O sistema de transporte coletivo do Distrito Federal passa por uma modernização, com mais de 3 mil ônibus em circulação com idade média de 3,6 anos. Segundo balanço da Secretaria de Transporte e Mobilidade (Semob-DF) de novembro de 2025, 90% da frota foi renovada, o que posiciona o DF na liderança da modernização de veículos no país. As melhorias incluem a incorporação de novos veículos, a criação de linhas e a introdução de ônibus elétricos.
No último ano, 343 novos veículos foram adicionados ao sistema, sendo 254 para renovação, 87 para ampliação e dois para substituição, além da criação de 37 novas linhas. Atualmente, 2.831 veículos, ou 90% da frota, foram renovados. Seis ônibus elétricos operam no centro de Brasília, com previsão de mais 90 veículos do tipo em 2026 para o Plano Piloto, sob responsabilidade da empresa Piracicabana. Um ponto de carga e recarga está em construção próximo ao Terminal da Asa Sul. O serviço de micro-ônibus, conhecidos como zebrinhas, foi ampliado para 27 linhas em 15 regiões, com 65 veículos, incluindo o primeiro zebrinha elétrico do DF.
Renovação e modernização da frota
A renovação da frota de ônibus do Distrito Federal está próxima de ser concluída. De acordo com o secretário de Transporte e Mobilidade, Zeno Gonçalves, com a chegada de mais 120 veículos até março, 100% dos ônibus do sistema serão substituídos. No início de fevereiro, foram entregues 23 novos coletivos da Viação Marechal em Taguatinga Sul, que já circulam em regiões como Águas Claras, Arniqueira, Ceilândia, Guará, Park Way e Taguatinga.
Tecnologia e segurança
Os novos ônibus são equipados com tecnologia Euro 6, que reduz em até 80% a emissão de gases poluentes, ar-condicionado, elevador para acessibilidade, câmeras de monitoramento, GPS e portas dos dois lados. Contam também com o sistema de segurança “Anjo da Guarda”, que impede a movimentação do veículo com as portas abertas.

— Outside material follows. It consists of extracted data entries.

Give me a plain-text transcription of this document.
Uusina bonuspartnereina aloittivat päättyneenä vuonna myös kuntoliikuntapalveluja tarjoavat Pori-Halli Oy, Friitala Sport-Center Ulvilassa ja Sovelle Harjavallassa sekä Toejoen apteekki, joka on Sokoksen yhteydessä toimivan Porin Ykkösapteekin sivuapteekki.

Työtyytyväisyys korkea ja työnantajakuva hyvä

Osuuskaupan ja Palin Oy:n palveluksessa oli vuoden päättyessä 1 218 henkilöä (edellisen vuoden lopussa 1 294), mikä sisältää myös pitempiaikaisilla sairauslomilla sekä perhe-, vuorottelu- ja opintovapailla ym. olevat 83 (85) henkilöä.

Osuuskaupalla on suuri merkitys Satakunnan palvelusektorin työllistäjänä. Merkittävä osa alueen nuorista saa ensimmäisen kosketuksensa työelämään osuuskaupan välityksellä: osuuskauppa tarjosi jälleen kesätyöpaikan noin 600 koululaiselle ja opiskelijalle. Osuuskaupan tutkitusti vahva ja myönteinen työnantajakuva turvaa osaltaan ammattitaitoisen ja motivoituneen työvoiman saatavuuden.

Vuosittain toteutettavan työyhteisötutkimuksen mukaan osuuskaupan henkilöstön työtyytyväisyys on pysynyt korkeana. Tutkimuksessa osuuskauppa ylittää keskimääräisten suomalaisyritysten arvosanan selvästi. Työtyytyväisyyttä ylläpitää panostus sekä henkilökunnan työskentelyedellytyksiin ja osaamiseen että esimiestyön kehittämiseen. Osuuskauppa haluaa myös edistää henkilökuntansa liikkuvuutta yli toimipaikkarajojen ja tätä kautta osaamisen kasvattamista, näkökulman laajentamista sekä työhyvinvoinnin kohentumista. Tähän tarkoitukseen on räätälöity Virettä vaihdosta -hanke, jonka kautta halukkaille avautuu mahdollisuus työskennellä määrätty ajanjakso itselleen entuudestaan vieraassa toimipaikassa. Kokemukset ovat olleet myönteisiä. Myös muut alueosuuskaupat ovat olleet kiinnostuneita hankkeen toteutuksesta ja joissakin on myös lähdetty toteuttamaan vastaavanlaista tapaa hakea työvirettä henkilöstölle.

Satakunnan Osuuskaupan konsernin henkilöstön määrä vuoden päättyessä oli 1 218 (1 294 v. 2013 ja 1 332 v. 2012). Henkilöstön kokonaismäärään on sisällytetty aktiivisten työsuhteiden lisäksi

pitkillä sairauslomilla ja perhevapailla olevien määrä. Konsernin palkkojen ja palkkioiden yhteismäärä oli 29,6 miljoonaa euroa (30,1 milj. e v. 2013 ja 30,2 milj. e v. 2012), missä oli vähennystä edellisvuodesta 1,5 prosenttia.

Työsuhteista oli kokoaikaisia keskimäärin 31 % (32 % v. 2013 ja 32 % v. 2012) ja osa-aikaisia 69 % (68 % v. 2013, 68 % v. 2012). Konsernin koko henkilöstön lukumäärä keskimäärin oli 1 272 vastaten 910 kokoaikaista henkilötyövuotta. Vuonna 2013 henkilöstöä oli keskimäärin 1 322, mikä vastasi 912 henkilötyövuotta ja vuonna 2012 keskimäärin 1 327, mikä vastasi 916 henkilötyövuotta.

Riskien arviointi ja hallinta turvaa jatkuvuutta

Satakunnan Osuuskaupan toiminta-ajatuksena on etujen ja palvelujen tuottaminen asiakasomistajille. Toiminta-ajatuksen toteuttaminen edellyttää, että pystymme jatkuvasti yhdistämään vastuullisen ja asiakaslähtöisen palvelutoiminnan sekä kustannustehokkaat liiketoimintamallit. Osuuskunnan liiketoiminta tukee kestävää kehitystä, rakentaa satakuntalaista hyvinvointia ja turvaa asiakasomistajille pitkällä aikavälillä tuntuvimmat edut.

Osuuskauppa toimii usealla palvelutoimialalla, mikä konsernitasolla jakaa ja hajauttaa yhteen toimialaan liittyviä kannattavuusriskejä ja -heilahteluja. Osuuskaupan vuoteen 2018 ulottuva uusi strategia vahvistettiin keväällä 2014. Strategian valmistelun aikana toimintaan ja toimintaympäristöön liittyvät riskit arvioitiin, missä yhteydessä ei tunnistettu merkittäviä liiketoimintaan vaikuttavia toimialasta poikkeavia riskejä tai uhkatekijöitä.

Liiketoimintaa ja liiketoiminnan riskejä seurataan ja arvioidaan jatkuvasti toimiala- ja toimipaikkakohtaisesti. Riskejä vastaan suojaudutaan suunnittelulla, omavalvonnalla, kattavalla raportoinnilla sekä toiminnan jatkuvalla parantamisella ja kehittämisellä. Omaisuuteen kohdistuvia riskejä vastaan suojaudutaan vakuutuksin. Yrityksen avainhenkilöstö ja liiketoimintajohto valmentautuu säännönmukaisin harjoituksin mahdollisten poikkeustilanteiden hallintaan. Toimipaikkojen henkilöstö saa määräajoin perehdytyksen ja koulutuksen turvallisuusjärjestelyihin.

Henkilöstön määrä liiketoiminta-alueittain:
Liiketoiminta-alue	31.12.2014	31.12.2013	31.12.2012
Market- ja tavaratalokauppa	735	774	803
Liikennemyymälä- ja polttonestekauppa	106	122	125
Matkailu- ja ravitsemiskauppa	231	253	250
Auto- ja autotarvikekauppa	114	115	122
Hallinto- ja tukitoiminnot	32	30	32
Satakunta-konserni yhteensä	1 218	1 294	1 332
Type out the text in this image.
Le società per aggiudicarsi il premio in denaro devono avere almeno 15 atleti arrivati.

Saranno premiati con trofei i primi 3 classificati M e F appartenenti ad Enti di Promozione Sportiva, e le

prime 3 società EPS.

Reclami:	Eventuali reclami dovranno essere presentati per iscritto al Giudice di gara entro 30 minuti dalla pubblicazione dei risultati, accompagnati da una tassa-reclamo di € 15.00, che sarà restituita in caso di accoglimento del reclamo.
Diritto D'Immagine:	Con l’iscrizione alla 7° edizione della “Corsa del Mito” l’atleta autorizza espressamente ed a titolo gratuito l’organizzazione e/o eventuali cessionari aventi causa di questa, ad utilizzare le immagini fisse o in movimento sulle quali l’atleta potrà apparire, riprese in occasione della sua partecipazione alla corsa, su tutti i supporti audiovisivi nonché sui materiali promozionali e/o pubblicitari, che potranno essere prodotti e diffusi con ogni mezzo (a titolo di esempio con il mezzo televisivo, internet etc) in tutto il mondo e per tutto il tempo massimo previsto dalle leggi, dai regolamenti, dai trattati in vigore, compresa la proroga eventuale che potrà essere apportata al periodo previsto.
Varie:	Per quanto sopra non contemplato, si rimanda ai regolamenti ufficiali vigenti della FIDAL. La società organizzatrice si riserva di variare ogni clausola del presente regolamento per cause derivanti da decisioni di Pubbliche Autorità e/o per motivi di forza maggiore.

Com as novas aquisições, o DF passa a ter a frota mais nova do Brasil, com idade média inferior a três anos, e o maior número de veículos com tecnologia Euro 6. A Viação Marechal já renovou mais de 71% de seus 510 ônibus, e a substituição total da frota da empresa deve ser concluída com a chegada de outros 147 veículos até abril. “Estamos recuperando a qualidade com essa frota nova, ampliando o número de acessos e isso tudo gera inclusão social, desenvolvimento econômico, combate à desigualdade, uma Brasília com mais mobilidade e um Distrito Federal todo integrado”, ressaltou o secretário.
Transporte mais acessível
O número de acessos ao transporte coletivo superou os níveis pré-pandemia, passando de 350 milhões de viagens em 2019 para aproximadamente 390 milhões em 2025. Para atender à demanda, a frota foi ampliada com quase 300 veículos além do previsto em licitação.
Gratuidade e tarifa congelada
Cerca de 37% dos acessos ao sistema são de usuários com gratuidades, como o Passe Livre Estudantil e o programa Vai de Graça, descrito por Zeno como “o programa de gratuidade mais robusto do Brasil”. “Em São Paulo, por exemplo, eles têm o Domingo de Graça, mas é só para a rede municipal, e o metrô não é gratuito. Aqui, nós temos a universalidade do sistema de transporte, além do Passe Livre Estudantil mais abrangente de todo o Brasil. Transporte é uma política prioridade e demonstramos isso nos números”, afirmou o secretário. Zeno Gonçalves frisou que a tarifa no DF permanece congelada, com valor médio de R$ 3,93, o mais baixo do país. “Quando você congela a tarifa, você está tirando um gasto extra do bolso das famílias. Essa decisão mantém o transporte acessível e funciona como um programa de transferência de renda, sem onerar o trabalhador”, concluiu.